Assigning to Campbell. He introduced handlers and he is into python APIs of any sort.

Sybren A. Stüvel (sybren) changed the task status from Confirmed to Needs Information from User.Feb 4 2020, 3:52 PM

I can't seem to reproduce this on my machine with Blender 2.82 alpha @ 5dc1183580e932870064b44246e8fb750a8d806e, but as this is about a race condition that doesn't mean it's fixed for sure.
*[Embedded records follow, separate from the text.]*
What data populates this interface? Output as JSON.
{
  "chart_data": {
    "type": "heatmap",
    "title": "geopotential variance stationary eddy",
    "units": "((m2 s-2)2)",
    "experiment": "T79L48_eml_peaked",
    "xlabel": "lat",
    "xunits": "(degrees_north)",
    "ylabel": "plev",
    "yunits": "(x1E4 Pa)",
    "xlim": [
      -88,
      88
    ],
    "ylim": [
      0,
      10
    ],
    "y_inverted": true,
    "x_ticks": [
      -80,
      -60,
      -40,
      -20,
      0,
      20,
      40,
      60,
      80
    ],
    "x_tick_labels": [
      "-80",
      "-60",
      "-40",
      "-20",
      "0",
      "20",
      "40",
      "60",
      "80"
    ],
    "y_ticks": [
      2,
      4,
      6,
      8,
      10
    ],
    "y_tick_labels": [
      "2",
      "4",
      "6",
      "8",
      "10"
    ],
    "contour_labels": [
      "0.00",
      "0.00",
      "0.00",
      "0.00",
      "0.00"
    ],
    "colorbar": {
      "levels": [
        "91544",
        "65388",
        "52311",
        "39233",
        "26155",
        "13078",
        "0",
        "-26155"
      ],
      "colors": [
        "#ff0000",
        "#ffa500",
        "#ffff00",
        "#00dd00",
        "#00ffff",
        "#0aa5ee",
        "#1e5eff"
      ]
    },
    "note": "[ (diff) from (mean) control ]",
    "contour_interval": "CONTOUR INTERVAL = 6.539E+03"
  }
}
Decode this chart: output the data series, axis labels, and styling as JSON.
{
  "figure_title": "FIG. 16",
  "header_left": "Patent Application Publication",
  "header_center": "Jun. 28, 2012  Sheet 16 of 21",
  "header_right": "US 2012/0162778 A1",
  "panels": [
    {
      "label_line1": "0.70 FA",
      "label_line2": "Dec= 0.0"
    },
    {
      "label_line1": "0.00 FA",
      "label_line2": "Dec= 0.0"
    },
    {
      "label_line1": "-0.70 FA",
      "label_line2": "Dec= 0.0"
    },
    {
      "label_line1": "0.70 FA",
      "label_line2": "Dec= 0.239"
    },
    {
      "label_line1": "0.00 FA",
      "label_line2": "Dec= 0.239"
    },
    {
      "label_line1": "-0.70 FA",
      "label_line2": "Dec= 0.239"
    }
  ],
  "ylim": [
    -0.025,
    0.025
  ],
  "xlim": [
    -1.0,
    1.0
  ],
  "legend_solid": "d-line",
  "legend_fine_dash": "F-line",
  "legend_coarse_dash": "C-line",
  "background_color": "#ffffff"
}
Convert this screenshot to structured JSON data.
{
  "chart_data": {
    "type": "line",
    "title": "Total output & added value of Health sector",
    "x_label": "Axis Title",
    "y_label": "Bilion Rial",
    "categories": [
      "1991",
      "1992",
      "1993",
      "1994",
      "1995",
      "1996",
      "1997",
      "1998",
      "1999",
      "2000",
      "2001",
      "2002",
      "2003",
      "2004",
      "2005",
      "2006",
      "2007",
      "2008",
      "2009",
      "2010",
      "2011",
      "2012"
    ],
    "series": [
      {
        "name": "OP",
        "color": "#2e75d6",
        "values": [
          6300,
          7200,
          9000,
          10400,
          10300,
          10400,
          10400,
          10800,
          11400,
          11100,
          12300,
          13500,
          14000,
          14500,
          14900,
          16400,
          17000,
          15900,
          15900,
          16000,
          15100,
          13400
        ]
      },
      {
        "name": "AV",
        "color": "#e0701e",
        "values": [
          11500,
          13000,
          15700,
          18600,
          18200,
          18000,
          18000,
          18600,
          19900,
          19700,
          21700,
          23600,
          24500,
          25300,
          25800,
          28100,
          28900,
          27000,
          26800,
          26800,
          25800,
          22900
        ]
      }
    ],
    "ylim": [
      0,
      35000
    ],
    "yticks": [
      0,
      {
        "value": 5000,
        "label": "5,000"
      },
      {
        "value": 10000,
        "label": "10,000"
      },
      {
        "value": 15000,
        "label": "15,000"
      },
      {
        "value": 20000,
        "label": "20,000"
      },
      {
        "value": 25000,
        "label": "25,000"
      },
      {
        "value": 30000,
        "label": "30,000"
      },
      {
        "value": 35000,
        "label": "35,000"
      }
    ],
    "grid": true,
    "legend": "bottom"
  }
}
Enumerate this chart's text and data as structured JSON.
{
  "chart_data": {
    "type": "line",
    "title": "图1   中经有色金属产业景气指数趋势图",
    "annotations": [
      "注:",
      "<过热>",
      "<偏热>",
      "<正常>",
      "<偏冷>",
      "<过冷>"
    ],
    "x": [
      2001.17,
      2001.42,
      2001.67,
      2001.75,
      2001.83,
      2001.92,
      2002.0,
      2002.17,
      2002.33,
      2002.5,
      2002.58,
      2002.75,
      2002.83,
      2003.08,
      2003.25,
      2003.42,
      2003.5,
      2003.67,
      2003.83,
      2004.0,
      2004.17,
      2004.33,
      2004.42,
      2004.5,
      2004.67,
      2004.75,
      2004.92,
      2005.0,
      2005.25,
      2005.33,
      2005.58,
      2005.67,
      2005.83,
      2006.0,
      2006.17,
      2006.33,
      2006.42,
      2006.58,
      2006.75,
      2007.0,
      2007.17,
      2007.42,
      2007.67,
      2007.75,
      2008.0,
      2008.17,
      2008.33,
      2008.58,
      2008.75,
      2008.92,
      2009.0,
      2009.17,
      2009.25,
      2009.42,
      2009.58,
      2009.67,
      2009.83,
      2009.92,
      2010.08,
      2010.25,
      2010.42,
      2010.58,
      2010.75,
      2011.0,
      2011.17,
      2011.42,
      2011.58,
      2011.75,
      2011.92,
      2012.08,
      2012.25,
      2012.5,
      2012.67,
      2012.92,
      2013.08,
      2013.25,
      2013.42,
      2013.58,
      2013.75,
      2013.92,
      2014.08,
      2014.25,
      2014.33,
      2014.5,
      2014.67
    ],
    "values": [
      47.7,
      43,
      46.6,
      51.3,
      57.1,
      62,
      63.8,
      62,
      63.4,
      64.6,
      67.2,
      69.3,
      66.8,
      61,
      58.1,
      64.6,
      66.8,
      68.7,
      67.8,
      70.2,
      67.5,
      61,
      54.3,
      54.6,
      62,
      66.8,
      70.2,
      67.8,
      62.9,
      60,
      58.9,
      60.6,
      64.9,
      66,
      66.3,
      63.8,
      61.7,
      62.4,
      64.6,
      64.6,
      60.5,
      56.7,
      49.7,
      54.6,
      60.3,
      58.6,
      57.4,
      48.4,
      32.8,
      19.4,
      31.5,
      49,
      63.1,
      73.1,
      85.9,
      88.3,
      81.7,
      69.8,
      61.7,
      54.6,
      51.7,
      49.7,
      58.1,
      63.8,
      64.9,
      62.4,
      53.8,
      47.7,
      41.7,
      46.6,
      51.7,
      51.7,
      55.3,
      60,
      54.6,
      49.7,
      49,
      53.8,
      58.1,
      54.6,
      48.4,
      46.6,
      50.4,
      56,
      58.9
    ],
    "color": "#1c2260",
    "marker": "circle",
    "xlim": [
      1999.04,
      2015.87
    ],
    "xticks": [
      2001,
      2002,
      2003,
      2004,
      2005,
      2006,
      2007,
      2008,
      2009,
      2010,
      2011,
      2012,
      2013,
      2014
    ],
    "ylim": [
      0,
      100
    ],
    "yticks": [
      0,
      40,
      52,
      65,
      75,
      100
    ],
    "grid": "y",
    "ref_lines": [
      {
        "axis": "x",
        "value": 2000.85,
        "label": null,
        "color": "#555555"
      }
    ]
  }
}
@Renate Meijer (kleuske) Could you give this another test with a daily build from https://builder.blender.org/ ?

Jacques Lucke (JacquesLucke) claimed this task.

I'm not able to reproduce the issue.

Will close this for now. @Renate Meijer (kleuske), feel free to reopen this report if you are still able to reproduce the issue in the latest version. Please also provide a (simple) test file for the latest Blender version.